Chapter 47

THE HOMEWORK

MAGGIE

Things remained strained between Zeke and I up until our next couple’s session with Barb.

I didn’t want him to worry over me, especially when I had been trying so hard to eat the food he made me, but I couldn’t bring myself to admit the truth about Spencer.

I knew Zeke would want to help. He would likely hand over the money instantly if I asked, which made me all the more resistant to doing so.

Knocking over that baggie had been a stupid accident; he didn’t need to drain his savings because of me.
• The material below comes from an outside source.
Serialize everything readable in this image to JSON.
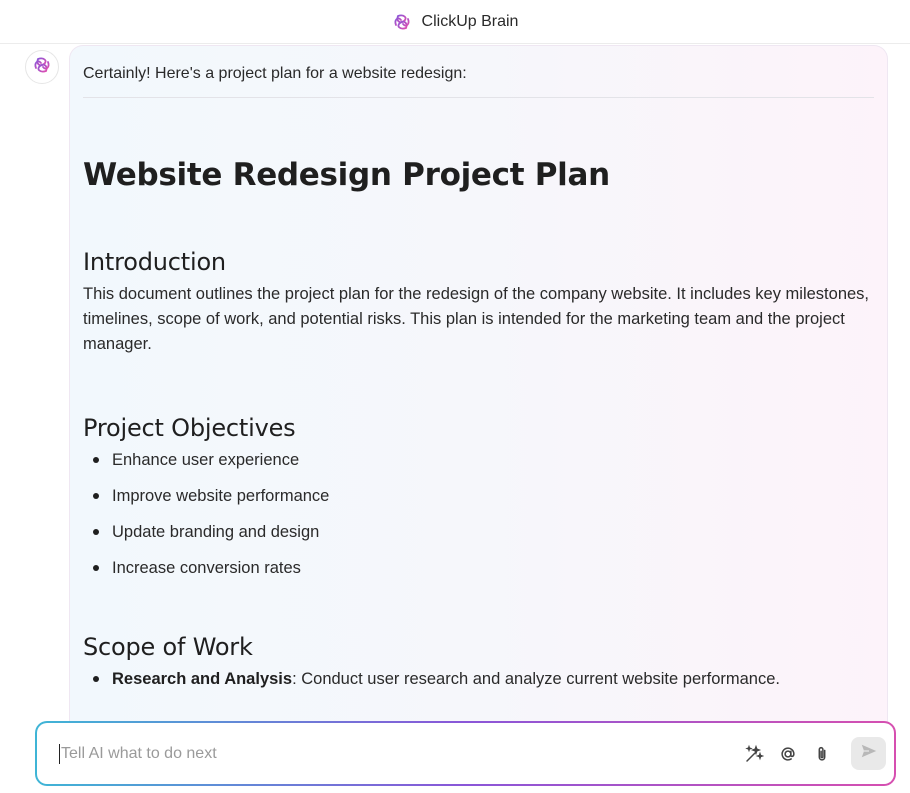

Now that I had a job, I would find a way to get Spencer the damn money and put the entire thing to rest.

Barb sensed the tension between us the moment we stepped into her office. We took our designated spaces on the sofa across from her as she pursed her lips and shrewdly eyed us over her glasses.

“What happened?” she asked.

I shot a nervous glance to Zeke, who kept his posture rigid and his face blank. “What do you mean?”

She pursed her lips even tighter, so that her top lip was barely visible. “I mean I’ve seen soldiers holding live grenades with less anxiety than you two. Something happened since I saw you last.”

“There are still some things that Maggie isn’t ready to share with me,” Zeke explained, “and that hurts because I want her to share the things that matter with me.”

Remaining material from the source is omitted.